Sunday, November 11, 2012
Wall Street Journal: Tax Twist: At Some Firms, Cutting Corporate Rates May Cost Billions:
What Uncle Sam has given to the earnings of companies like Citigroup, AIG, and Ford he soon might take away.
President Barack Obama has said, most recently during last month's presidential debates, that the 35% U.S. corporate tax rate should be cut. That would mean lower tax bills for many companies. But it also could prompt large write-downs by Citigroup, AIG, Ford and other companies that hold piles of "deferred tax assets," or DTAs.
After posting big losses, these companies have tax credits and deductions they can use to defray future tax bills, thus providing a boost to earnings. But a tax-rate reduction means some of those credits and deductions, counted as assets on the balance sheet, would be worth less, since lower tax bills would mean fewer opportunities to use them before they expire. That would force the companies to write down their value, resulting in charges against earnings. ...

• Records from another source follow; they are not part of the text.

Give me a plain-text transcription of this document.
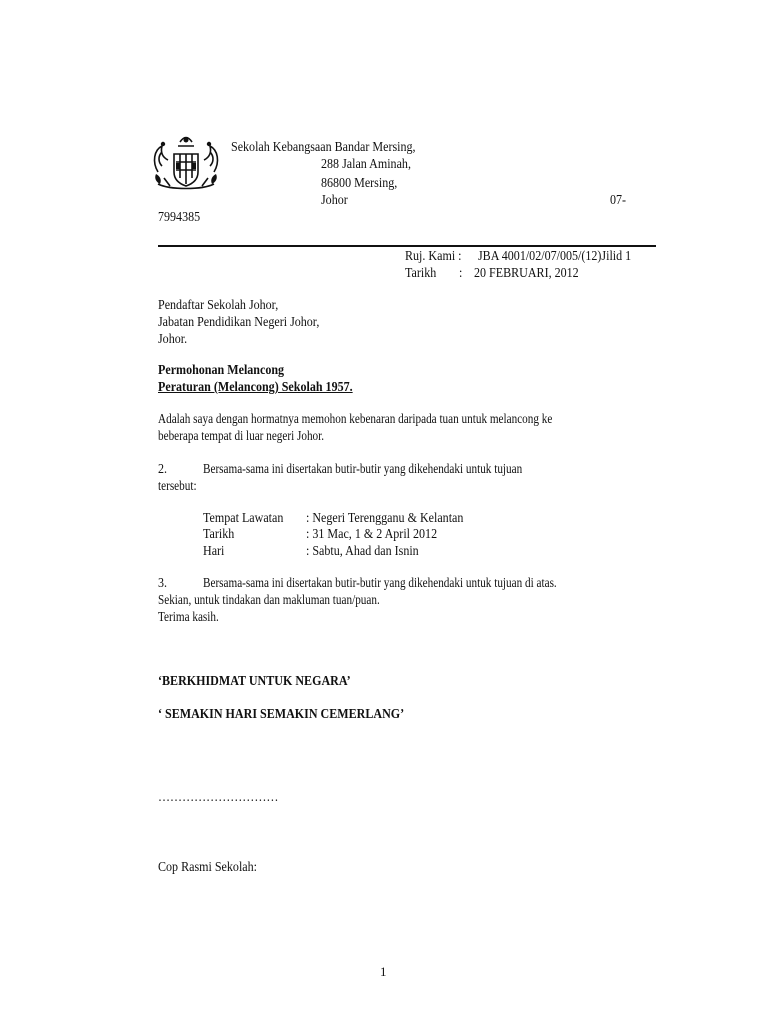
Sekolah Kebangsaan Bandar Mersing,
288 Jalan Aminah,
86800 Mersing,
Johor	07-
7994385
Ruj. Kami : JBA 4001/02/07/005/(12)Jilid 1
Tarikh : 20 FEBRUARI, 2012
Pendaftar Sekolah Johor,
Jabatan Pendidikan Negeri Johor,
Johor.
Permohonan Melancong
Peraturan (Melancong) Sekolah 1957.
Adalah saya dengan hormatnya memohon kebenaran daripada tuan untuk melancong ke
beberapa tempat di luar negeri Johor.
2.	Bersama-sama ini disertakan butir-butir yang dikehendaki untuk tujuan
tersebut:
Tempat Lawatan : Negeri Terengganu & Kelantan
Tarikh	: 31 Mac, 1 & 2 April 2012
Hari	: Sabtu, Ahad dan Isnin
3.	Bersama-sama ini disertakan butir-butir yang dikehendaki untuk tujuan di atas.
Sekian, untuk tindakan dan makluman tuan/puan.
Terima kasih.
‘BERKHIDMAT UNTUK NEGARA’
‘ SEMAKIN HARI SEMAKIN CEMERLANG’
…………………………
Cop Rasmi Sekolah:
1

The double-edged sword has some tax watchers wondering whether companies may pressure Congress for a provision enabling them to avoid write-downs if rates are lowered. A spokeswoman for Lockheed Martin, which has $5.4 billion in deferred tax assets, said the company believes tax change should "include transition measures that mitigate impacts and avoid negative unintended results" for companies that based their planning on the current tax system.